The Hidden Costs of English-Only AI: Lost Sales, Broken Brands, and Risk to Human Lives


Track: Global Business | GB5 |   Everyone |
Thursday, October 16, 2025, 9:00am – 9:30am
Held in: Steinbeck 2
Presenters:
Fabiano Cid - Powerling 
Katrina Montinola - 2GO Advisory Group
Host: Donna Parrish

Most AI models perform best in English, with quality often declining in other languages. This is more than a minor issue: it can lead to lost revenue, damage brands, and, in healthcare settings, even put people at risk.
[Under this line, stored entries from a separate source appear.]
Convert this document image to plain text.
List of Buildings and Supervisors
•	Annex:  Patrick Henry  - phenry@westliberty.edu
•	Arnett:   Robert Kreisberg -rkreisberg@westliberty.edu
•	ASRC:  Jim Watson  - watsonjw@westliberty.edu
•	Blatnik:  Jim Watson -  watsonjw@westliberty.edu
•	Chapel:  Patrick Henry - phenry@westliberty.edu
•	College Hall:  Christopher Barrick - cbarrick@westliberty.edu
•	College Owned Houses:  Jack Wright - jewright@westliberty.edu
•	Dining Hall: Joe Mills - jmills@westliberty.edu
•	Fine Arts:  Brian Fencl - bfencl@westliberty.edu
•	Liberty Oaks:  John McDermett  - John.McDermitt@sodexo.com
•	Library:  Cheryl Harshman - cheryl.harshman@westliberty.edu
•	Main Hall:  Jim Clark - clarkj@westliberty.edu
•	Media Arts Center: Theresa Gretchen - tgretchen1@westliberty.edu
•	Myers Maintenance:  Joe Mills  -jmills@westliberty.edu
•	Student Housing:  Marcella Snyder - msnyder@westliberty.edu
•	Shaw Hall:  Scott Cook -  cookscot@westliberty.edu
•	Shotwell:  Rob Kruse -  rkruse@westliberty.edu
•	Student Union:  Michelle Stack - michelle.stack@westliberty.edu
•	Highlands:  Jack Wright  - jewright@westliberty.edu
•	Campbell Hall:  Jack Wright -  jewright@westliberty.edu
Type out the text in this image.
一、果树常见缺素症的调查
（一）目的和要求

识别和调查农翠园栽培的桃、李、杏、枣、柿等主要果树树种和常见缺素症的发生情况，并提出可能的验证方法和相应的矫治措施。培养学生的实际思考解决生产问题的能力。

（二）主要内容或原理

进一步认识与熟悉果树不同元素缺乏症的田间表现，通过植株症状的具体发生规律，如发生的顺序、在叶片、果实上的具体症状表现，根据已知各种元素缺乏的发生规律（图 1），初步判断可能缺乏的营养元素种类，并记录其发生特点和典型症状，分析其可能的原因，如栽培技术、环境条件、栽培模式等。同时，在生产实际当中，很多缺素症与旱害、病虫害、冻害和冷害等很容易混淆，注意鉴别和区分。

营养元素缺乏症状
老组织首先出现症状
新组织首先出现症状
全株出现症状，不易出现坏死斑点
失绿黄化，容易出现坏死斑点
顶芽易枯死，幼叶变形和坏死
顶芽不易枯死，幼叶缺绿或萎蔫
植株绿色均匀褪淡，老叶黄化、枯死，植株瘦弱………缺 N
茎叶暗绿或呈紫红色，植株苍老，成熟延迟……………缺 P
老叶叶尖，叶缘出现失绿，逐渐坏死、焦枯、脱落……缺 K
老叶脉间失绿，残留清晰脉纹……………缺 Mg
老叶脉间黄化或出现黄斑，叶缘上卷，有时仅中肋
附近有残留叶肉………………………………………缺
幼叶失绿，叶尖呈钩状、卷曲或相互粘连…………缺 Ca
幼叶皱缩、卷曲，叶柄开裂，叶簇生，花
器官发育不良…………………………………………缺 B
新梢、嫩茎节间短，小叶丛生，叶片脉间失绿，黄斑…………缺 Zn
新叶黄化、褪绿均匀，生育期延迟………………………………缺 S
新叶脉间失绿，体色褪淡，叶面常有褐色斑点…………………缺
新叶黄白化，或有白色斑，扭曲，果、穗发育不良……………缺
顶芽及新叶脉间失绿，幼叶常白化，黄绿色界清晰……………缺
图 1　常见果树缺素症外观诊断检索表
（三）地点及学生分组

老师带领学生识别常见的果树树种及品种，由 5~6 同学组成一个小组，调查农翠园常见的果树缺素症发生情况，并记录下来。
The underlying problem is bias: trained predominantly in English, models internalize those patterns as the norm and replicate them—misinterpreting intent, sounding unnatural, and at times providing unsafe recommendations. In practice, this breaks onboarding and support processes, misreads customer queries, and generates content that fails to fit local languages or cultures. In high-stakes work, models may misunderstand common phrases that have clinical significance. The causes are clear: insufficient and lower-quality data in many languages, weak cultural adaptation, and English-focused evaluation. As professionals working across languages daily, we notice these shortcomings early. Drawing on recent industry research, this talk sparks an essential question: are models simply reflecting our biased world, or are they amplifying those biases? When it comes to inputs, examples, testing, or model selection, what changes could genuinely improve outcomes without slowing progress? And, crucially, whose names, stories, and languages must be included to ensure the burdens described in the title don’t fall on our investors, customers, or patients?

Key Takeaways:
  • Understand how English-only AI quietly impacts business performance, brand perception, and even patient safety.
  • Learn to recognize the hidden ways bias shows up in multilingual content, customer journeys, and product experiences through real-world examples and open discussion.
  • Find out how language professionals can use their unique perspective to detect risks early, influence AI testing and data practices, and help organizations build technology that works— and sounds — right for every market.